ROI & Measurement

Measuring for Success



In an increasingly competitive business environment, companies are keeping a close eye on their expenditures. Before spending thousands or even millions of dollars on a meeting or event, companies want to know exactly what’s in it for them.

Historically, in promoting its product, the meetings and events industry has relied on the generic measure of return on investment (ROI) to demonstrate performance. Without such an objective measure, meetings and events can be a hard sell.

“Back in the day, it was inferred that there was no real way to accurately measure effectiveness in event marketing. It was more difficult to develop and get approval on budgets,” said Marilyn Kroner, marketing communications manager for Quantum Corporation. “Once we were able to incorporate some science into it, budgets were easier to develop and justify, and we had a basis from which we could determine success, and make adjustments accordingly,” she said. “I think it brought more respect to the industry in general.”

While ROI has helped the industry gain clout and further consideration when corporate marketing dollars are being doled out, some executives are finding that it is not completely satisfactory for an industry in which success does not always come in the form of money.

“Saying the only success metric is that which can tie immediately to sales is really unrealistic to use as our gold standard,” said Jerry McGee, COO of Ambassadors. For example, with a sales conference, McGee said companies would typically look at sales trends before and after the conference to determine ROI. But, he said, that does not work because sales fluctuate throughout the year for any number of reasons, which can lead to a false positive or negative success outcome.

Instead, executives are arguing that the industry measure return on objectives (ROO). “Return on objectives, I think, is a more meaningful term because return on investments conjures up immediately the though of, ‘what kind of sales did we get based on what we invested?’” said Skip Cox, president of Executive Survey, Inc.

Using ROO for the sales conference example, success would instead be measured by previously outlined objectives such as generating recall of the six selling features of the product and how it differs from the competition. Using ROO would put the meetings and events industry on a more level playing field with its competition for corporate dollars—advertising and public relations. In advertising, companies measure the reach, frequency and number of times customers viewed a particular ad. These statistics known as return on objectives (ROO) are the type of thing the meetings and events industry needs to use more.

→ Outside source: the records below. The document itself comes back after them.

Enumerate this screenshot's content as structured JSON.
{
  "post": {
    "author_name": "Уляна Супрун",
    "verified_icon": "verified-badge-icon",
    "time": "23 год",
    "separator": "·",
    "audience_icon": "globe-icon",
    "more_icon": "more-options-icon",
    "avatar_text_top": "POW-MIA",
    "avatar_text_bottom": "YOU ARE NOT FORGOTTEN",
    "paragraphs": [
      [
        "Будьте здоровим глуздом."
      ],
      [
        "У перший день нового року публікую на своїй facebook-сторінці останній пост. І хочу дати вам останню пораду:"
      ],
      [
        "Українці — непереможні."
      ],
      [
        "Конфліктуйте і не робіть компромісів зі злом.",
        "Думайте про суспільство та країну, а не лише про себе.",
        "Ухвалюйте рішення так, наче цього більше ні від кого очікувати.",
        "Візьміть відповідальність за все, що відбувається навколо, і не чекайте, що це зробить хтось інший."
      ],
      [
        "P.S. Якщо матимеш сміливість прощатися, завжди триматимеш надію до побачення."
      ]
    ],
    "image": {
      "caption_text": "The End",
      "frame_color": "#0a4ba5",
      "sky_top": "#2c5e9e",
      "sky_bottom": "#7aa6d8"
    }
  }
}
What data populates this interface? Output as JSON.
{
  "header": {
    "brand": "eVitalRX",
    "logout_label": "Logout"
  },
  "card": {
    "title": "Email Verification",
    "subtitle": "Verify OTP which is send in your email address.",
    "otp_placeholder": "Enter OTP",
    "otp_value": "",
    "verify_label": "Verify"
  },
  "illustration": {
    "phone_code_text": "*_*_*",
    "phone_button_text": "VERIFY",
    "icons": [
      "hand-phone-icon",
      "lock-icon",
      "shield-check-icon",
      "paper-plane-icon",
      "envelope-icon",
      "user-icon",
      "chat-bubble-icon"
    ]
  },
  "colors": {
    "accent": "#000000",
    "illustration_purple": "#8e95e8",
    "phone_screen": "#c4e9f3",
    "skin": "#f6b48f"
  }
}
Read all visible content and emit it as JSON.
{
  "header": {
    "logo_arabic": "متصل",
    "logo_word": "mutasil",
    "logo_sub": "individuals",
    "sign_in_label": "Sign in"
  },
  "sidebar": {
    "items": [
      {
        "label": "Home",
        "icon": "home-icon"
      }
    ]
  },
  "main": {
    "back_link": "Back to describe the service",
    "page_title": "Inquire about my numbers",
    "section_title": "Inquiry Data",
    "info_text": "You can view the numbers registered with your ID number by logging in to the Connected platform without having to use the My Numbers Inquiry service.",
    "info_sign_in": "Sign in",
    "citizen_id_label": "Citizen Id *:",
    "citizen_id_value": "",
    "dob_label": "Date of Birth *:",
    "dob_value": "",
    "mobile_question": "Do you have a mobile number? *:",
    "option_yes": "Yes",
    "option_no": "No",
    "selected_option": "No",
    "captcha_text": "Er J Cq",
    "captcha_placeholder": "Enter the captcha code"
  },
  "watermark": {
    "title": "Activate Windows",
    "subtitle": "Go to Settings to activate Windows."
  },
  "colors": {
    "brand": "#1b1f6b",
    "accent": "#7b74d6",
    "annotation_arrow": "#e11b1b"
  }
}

Kroner believes both ROI and ROO can be useful tools. “Even if we are not able to measure ROI as accurately as other disciplines can, we are measuring, albeit differently, and that’s taken our profession to a different level,” she said.

Kimberley Gishler, NA marketing communications manager for ProCurve Networking by Hewlett-Packard, said she will sometimes use ROI, but believes ROO is more tangible. “I personally think ROO is a much clearer definition--I think ROI has been overused. It depends on what your objective is. If I’m totally doing it on awareness, you can’t really measure that awareness in dollars. But you can measure awareness in how many people saw a booth at a trade show,” she said.

Gishler thinks the key for the industry in competing for corporate dollars is to play to the larger goals. “I think people constantly want the dollar value out of something (meetings and events) are such a big dollar amount—it’s a huge investment.” Having a company, for instance, exhibit in a trade show could be a harder sell, because, “management doesn’t think of events as an integral part of a marketing and communication plan.”

“Management views tradeshows as a black hole, but you can actually measure more out of your tradeshow or event than you can via advertising.  It's more tangible,” Gishler said. “The meeting and event managers need to start saying, ‘I can’t be siloed. I need to be part of this more complex picture.’” She said the industry would then do well if companies look at ROO for the marketing plan as a whole.

McGee thinks the biggest challenge would be educating the industry and getting people to think not only of the logistics of events, but more strategically about the larger goals. By using ROO as a measurement will again help move the industry forward or, “we’re always going to be relegated to glorified wedding planner status.”

Tips for using ROO

1) Carefully develop objectives so they are not too broad, easy to measure and realistic.
2) Choose tangible objectives, easily understood by management.
3) Use some of the same objectives for different shows and events because annual ROO is helpful for the budget process.
4) Be honest and don’t make objectives appear successful if they were not.